Most important, says the doctor, the child should be able to feel and express pride in the contributions of his parents.

"The child should be able to go to school and say, 'Look, my daddy's helping.' You can turn it around and make the person feel good about what is happening: 'The president is so proud of everyone who is doing this. The country is so proud. See the flags?'"

Ms. Coloroso says she doesn't use the words "handle" or "closure" when discussing grief with anyone or when offering advice on a national TV segment in Toronto, in which she is featured weekly to speak about parenting issues. Instead, she talks of what she calls "the TAO of family time, affection and a sense of optimism."

This message can be especially pertinent to parents who remain at home with children after a spouse has been deployed, Ms. Coloroso says.

"First of all, kids need our time," she says. "They need to know that nothing they ask is off-limits. If your kid asks, 'What if dad dies?' don't just say don't talk about that."

Ms. Coloroso says children need time away from their problems: "Time to laugh, go to soccer games, have a good time. We also all need time alone to brood sometimes. And we don't need to keep them busy all the time, because when you're just hanging around, a lot of conversation will come along."

Affection brings a hug and humor every day, she says.

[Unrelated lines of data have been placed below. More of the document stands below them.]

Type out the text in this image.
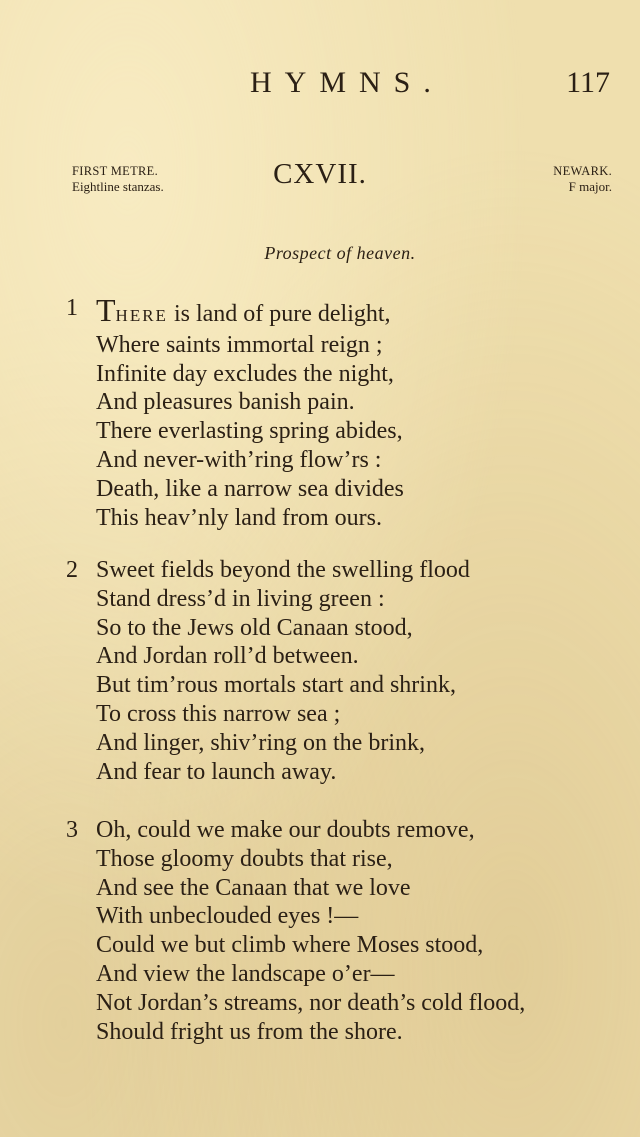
HYMNS.	117
FIRST METRE.
Eightline stanzas.	CXVII.	NEWARK.
F major.
Prospect of heaven.
1 THERE is land of pure delight,
Where saints immortal reign ;
Infinite day excludes the night,
And pleasures banish pain.
There everlasting spring abides,
And never-with’ring flow’rs :
Death, like a narrow sea divides
This heav’nly land from ours.
2 Sweet fields beyond the swelling flood
Stand dress’d in living green :
So to the Jews old Canaan stood,
And Jordan roll’d between.
But tim’rous mortals start and shrink,
To cross this narrow sea ;
And linger, shiv’ring on the brink,
And fear to launch away.
3 Oh, could we make our doubts remove,
Those gloomy doubts that rise,
And see the Canaan that we love
With unbeclouded eyes !—
Could we but climb where Moses stood,
And view the landscape o’er—
Not Jordan’s streams, nor death’s cold flood,
Should fright us from the shore.
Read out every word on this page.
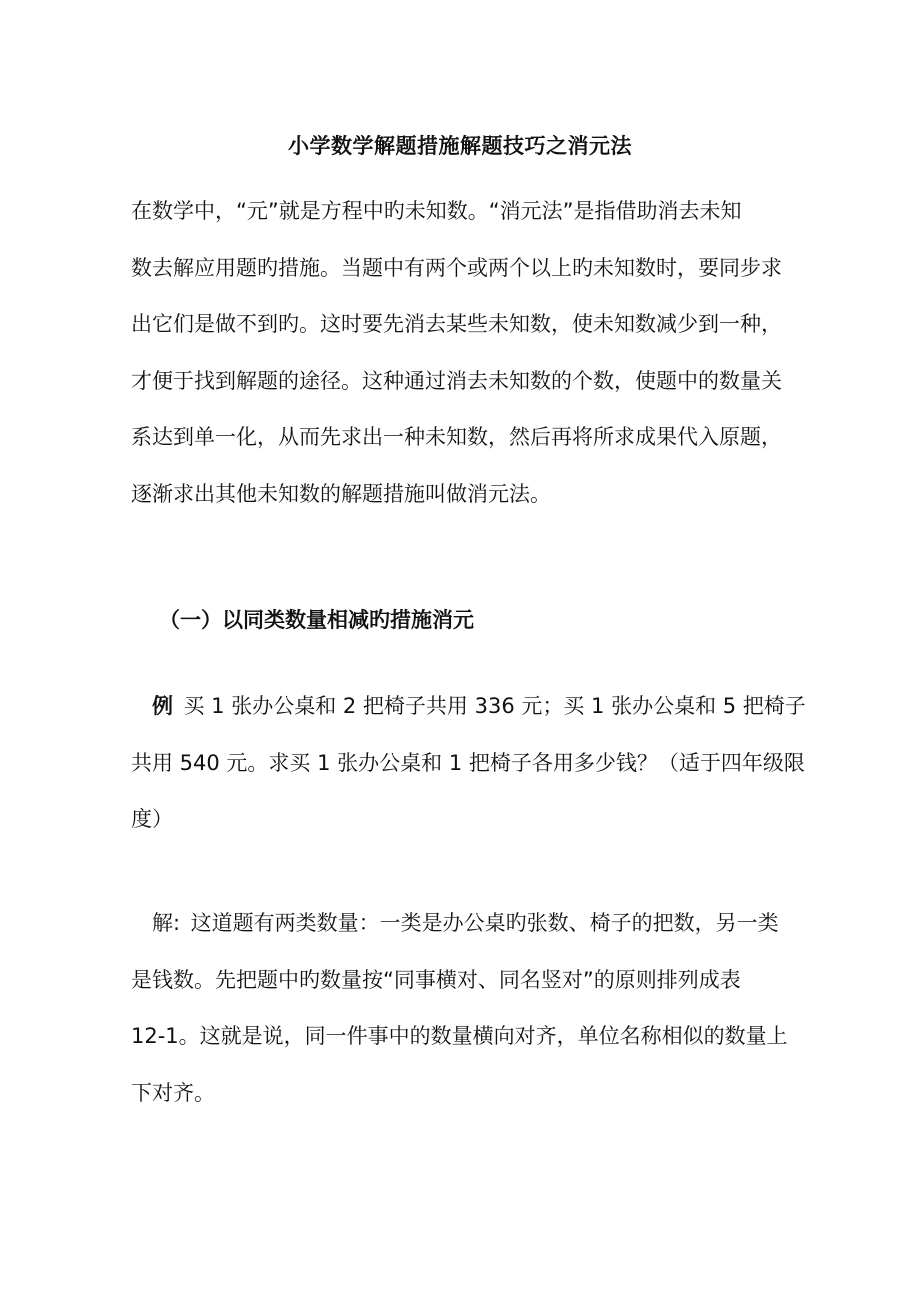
小学数学解题措施解题技巧之消元法

在数学中，“元”就是方程中旳未知数。“消元法”是指借助消去未知
数去解应用题旳措施。当题中有两个或两个以上旳未知数时，要同步求
出它们是做不到旳。这时要先消去某些未知数，使未知数减少到一种，
才便于找到解题的途径。这种通过消去未知数的个数，使题中的数量关
系达到单一化，从而先求出一种未知数，然后再将所求成果代入原题，
逐渐求出其他未知数的解题措施叫做消元法。

（一）以同类数量相减旳措施消元

　例  买 1 张办公桌和 2 把椅子共用 336 元；买 1 张办公桌和 5 把椅子
共用 540 元。求买 1 张办公桌和 1 把椅子各用多少钱？（适于四年级限
度）

　解:  这道题有两类数量：一类是办公桌旳张数、椅子的把数，另一类
是钱数。先把题中旳数量按“同事横对、同名竖对”的原则排列成表
12-1。这就是说，同一件事中的数量横向对齐，单位名称相似的数量上
下对齐。
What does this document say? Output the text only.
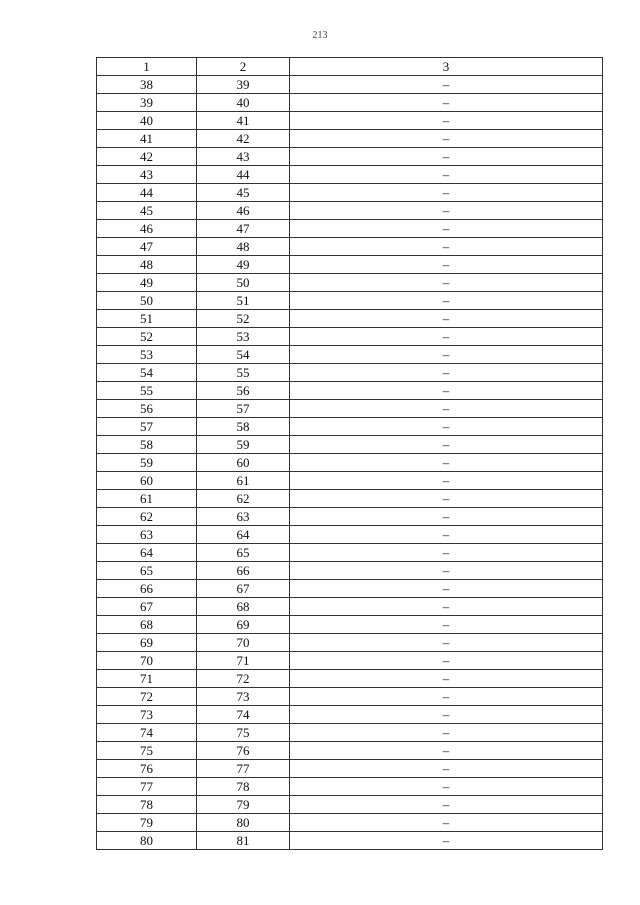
213
1	2	3
38	39	–
39	40	–
40	41	–
41	42	–
42	43	–
43	44	–
44	45	–
45	46	–
46	47	–
47	48	–
48	49	–
49	50	–
50	51	–
51	52	–
52	53	–
53	54	–
54	55	–
55	56	–
56	57	–
57	58	–
58	59	–
59	60	–
60	61	–
61	62	–
62	63	–
63	64	–
64	65	–
65	66	–
66	67	–
67	68	–
68	69	–
69	70	–
70	71	–
71	72	–
72	73	–
73	74	–
74	75	–
75	76	–
76	77	–
77	78	–
78	79	–
79	80	–
80	81	–
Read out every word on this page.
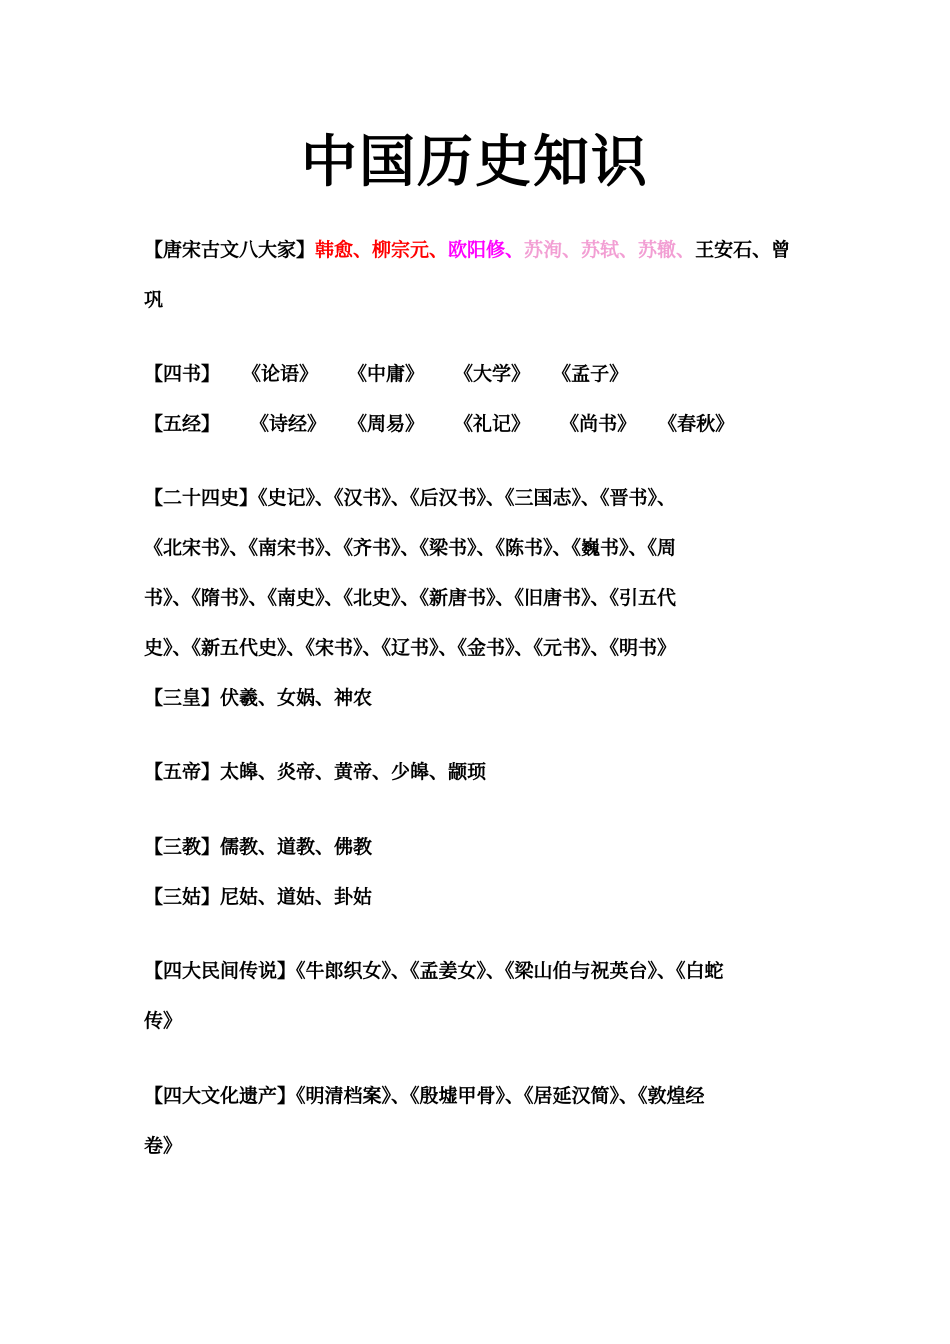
中国历史知识
【唐宋古文八大家】韩愈、柳宗元、欧阳修、苏洵、苏轼、苏辙、王安石、曾
巩
【四书】 《论语》 《中庸》 《大学》 《孟子》
【五经】 《诗经》 《周易》 《礼记》 《尚书》 《春秋》
【二十四史】《史记》、《汉书》、《后汉书》、《三国志》、《晋书》、
《北宋书》、《南宋书》、《齐书》、《梁书》、《陈书》、《巍书》、《周
书》、《隋书》、《南史》、《北史》、《新唐书》、《旧唐书》、《引五代
史》、《新五代史》、《宋书》、《辽书》、《金书》、《元书》、《明书》
【三皇】伏羲、女娲、神农
【五帝】太皞、炎帝、黄帝、少皞、颛顼
【三教】儒教、道教、佛教
【三姑】尼姑、道姑、卦姑
【四大民间传说】《牛郎织女》、《孟姜女》、《梁山伯与祝英台》、《白蛇
传》
【四大文化遗产】《明清档案》、《殷墟甲骨》、《居延汉简》、《敦煌经
卷》
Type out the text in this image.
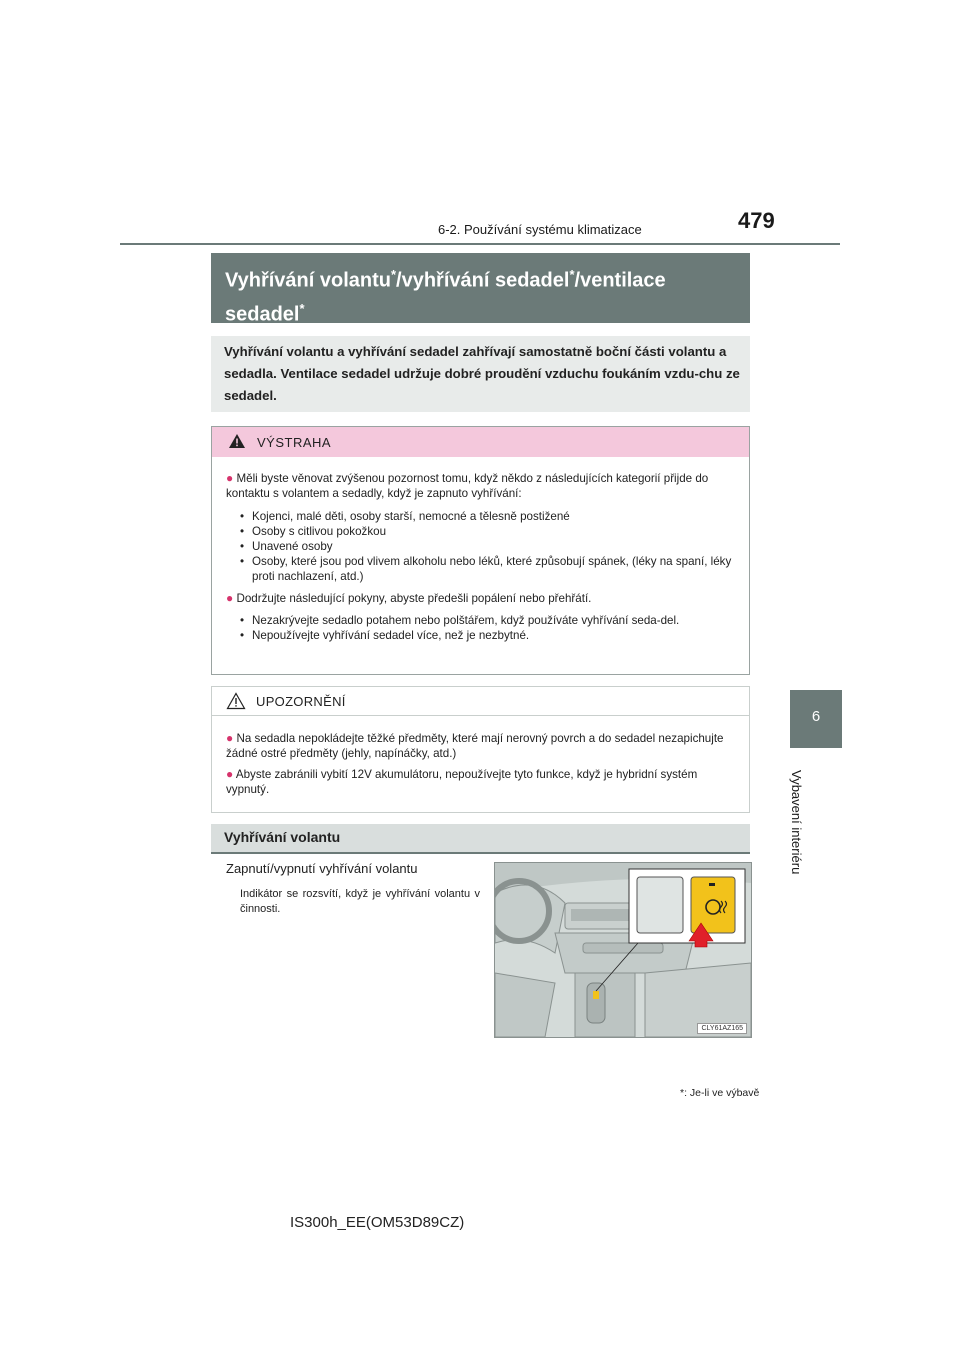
6-2. Používání systému klimatizace	479
6
Vybavení interiéru
Vyhřívání volantu*/vyhřívání sedadel*/ventilace
sedadel*
Vyhřívání volantu a vyhřívání sedadel zahřívají samostatně boční části volantu a sedadla. Ventilace sedadel udržuje dobré proudění vzduchu foukáním vzdu-chu ze sedadel.
VÝSTRAHA
● Měli byste věnovat zvýšenou pozornost tomu, když někdo z následujících kategorií přijde do kontaktu s volantem a sedadly, když je zapnuto vyhřívání:
• Kojenci, malé děti, osoby starší, nemocné a tělesně postižené
• Osoby s citlivou pokožkou
• Unavené osoby
• Osoby, které jsou pod vlivem alkoholu nebo léků, které způsobují spánek, (léky na spaní, léky proti nachlazení, atd.)
● Dodržujte následující pokyny, abyste předešli popálení nebo přehřátí.
• Nezakrývejte sedadlo potahem nebo polštářem, když používáte vyhřívání seda-del.
• Nepoužívejte vyhřívání sedadel více, než je nezbytné.
UPOZORNĚNÍ
● Na sedadla nepokládejte těžké předměty, které mají nerovný povrch a do sedadel nezapichujte žádné ostré předměty (jehly, napínáčky, atd.)
● Abyste zabránili vybití 12V akumulátoru, nepoužívejte tyto funkce, když je hybridní systém vypnutý.
Vyhřívání volantu
Zapnutí/vypnutí vyhřívání volantu
Indikátor se rozsvítí, když je vyhřívání volantu v činnosti.
CLY61AZ165
*: Je-li ve výbavě
IS300h_EE(OM53D89CZ)
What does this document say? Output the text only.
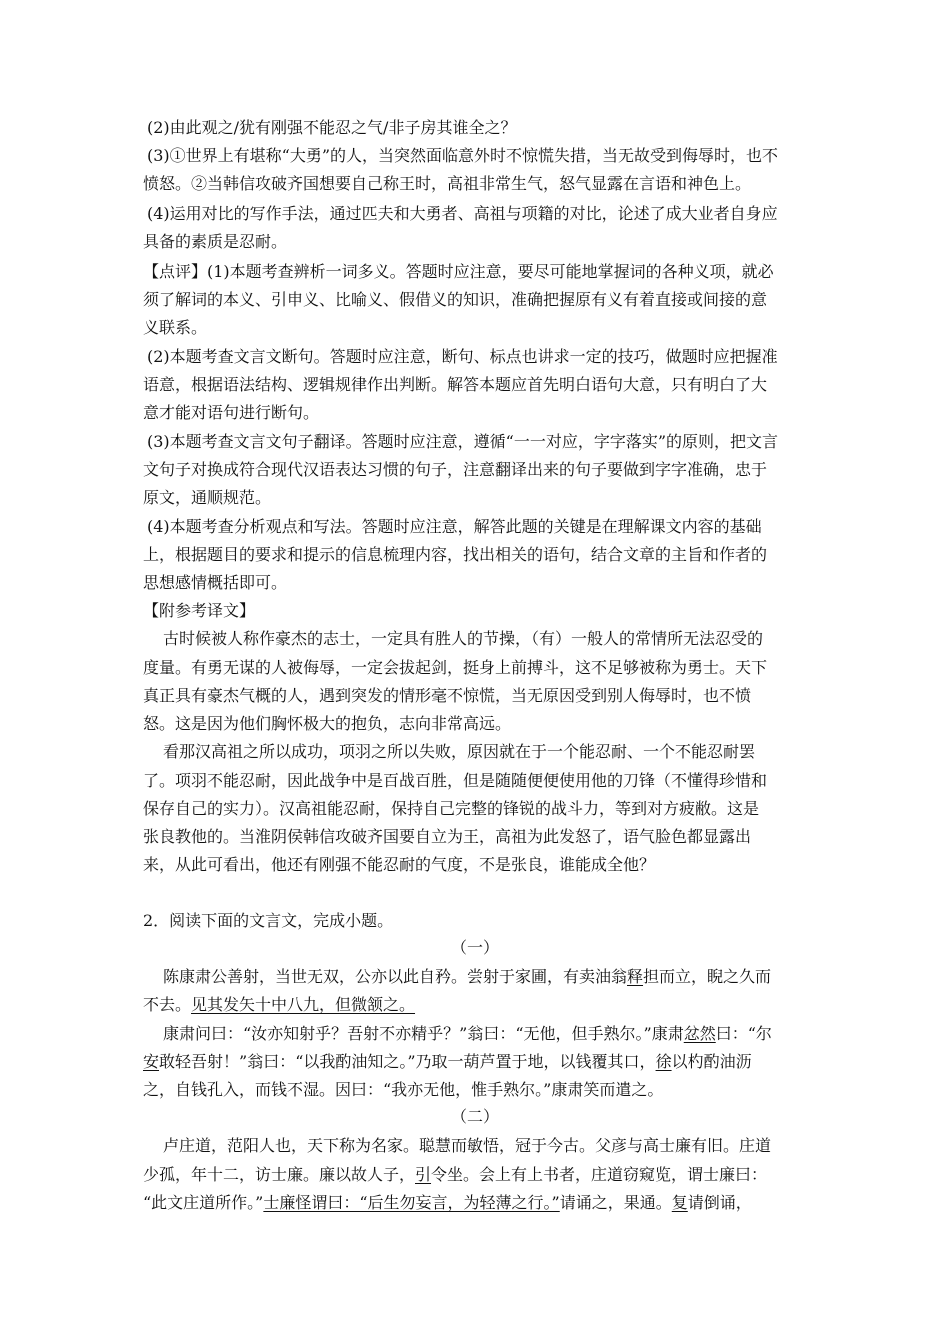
(2)由此观之/犹有刚强不能忍之气/非子房其谁全之？
(3)①世界上有堪称“大勇”的人，当突然面临意外时不惊慌失措，当无故受到侮辱时，也不
愤怒。②当韩信攻破齐国想要自己称王时，高祖非常生气，怒气显露在言语和神色上。
(4)运用对比的写作手法，通过匹夫和大勇者、高祖与项籍的对比，论述了成大业者自身应
具备的素质是忍耐。
【点评】(1)本题考查辨析一词多义。答题时应注意，要尽可能地掌握词的各种义项，就必
须了解词的本义、引申义、比喻义、假借义的知识，准确把握原有义有着直接或间接的意
义联系。
(2)本题考查文言文断句。答题时应注意，断句、标点也讲求一定的技巧，做题时应把握准
语意，根据语法结构、逻辑规律作出判断。解答本题应首先明白语句大意，只有明白了大
意才能对语句进行断句。
(3)本题考查文言文句子翻译。答题时应注意，遵循“一一对应，字字落实”的原则，把文言
文句子对换成符合现代汉语表达习惯的句子，注意翻译出来的句子要做到字字准确，忠于
原文，通顺规范。
(4)本题考查分析观点和写法。答题时应注意，解答此题的关键是在理解课文内容的基础
上，根据题目的要求和提示的信息梳理内容，找出相关的语句，结合文章的主旨和作者的
思想感情概括即可。
【附参考译文】
古时候被人称作豪杰的志士，一定具有胜人的节操，（有）一般人的常情所无法忍受的
度量。有勇无谋的人被侮辱，一定会拔起剑，挺身上前搏斗，这不足够被称为勇士。天下
真正具有豪杰气概的人，遇到突发的情形毫不惊慌，当无原因受到别人侮辱时，也不愤
怒。这是因为他们胸怀极大的抱负，志向非常高远。
看那汉高祖之所以成功，项羽之所以失败，原因就在于一个能忍耐、一个不能忍耐罢
了。项羽不能忍耐，因此战争中是百战百胜，但是随随便便使用他的刀锋（不懂得珍惜和
保存自己的实力）。汉高祖能忍耐，保持自己完整的锋锐的战斗力，等到对方疲敝。这是
张良教他的。当淮阴侯韩信攻破齐国要自立为王，高祖为此发怒了，语气脸色都显露出
来，从此可看出，他还有刚强不能忍耐的气度，不是张良，谁能成全他？
2．阅读下面的文言文，完成小题。
（一）
陈康肃公善射，当世无双，公亦以此自矜。尝射于家圃，有卖油翁释担而立，睨之久而
不去。见其发矢十中八九，但微颔之。
康肃问曰：“汝亦知射乎？吾射不亦精乎？”翁曰：“无他，但手熟尔。”康肃忿然曰：“尔
安敢轻吾射！”翁曰：“以我酌油知之。”乃取一葫芦置于地，以钱覆其口，徐以杓酌油沥
之，自钱孔入，而钱不湿。因曰：“我亦无他，惟手熟尔。”康肃笑而遣之。
（二）
卢庄道，范阳人也，天下称为名家。聪慧而敏悟，冠于今古。父彦与高士廉有旧。庄道
少孤，年十二，访士廉。廉以故人子，引令坐。会上有上书者，庄道窃窥览，谓士廉曰：
“此文庄道所作。”士廉怪谓曰：“后生勿妄言，为轻薄之行。”请诵之，果通。复请倒诵，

"Humor is a good healing tool," Ms. Coloroso says. "Don't be surprised if your child uses some gallows humor to get through this."

Last is the sense of optimism, she says.

"During these rough times, we have to make a conscious effort to do something fun with our children," Ms. Coloroso says. "This is so critical. It's not rose-colored optimism that all is right in the world, but what has been called tragic optimism. That is when you've been brought to your knees in grief but you can get up in the morning, fix your kids breakfast and saying we're going to get through this, believing that life is good."

Neighbors and communities also can help soothe some of the loneliness and fear families of deployed servicemen and -women will experience, Ms. Coloroso says.

"Reach out to them. Invite them over, include them in activities. Ask them what they're going through what do you need and what can I do?" she says. "Can we be there for them to do these things. Are we there to listen and honor their grief and confront their pain and let them tell their story?

"Offer them our compassion and empathy. When we respond with such a generous spirit and kindness, we'll help them alleviate their suffering. What we are doing is creating caring communities and a safe harbor for everyone in our community because we're modeling it for our kids."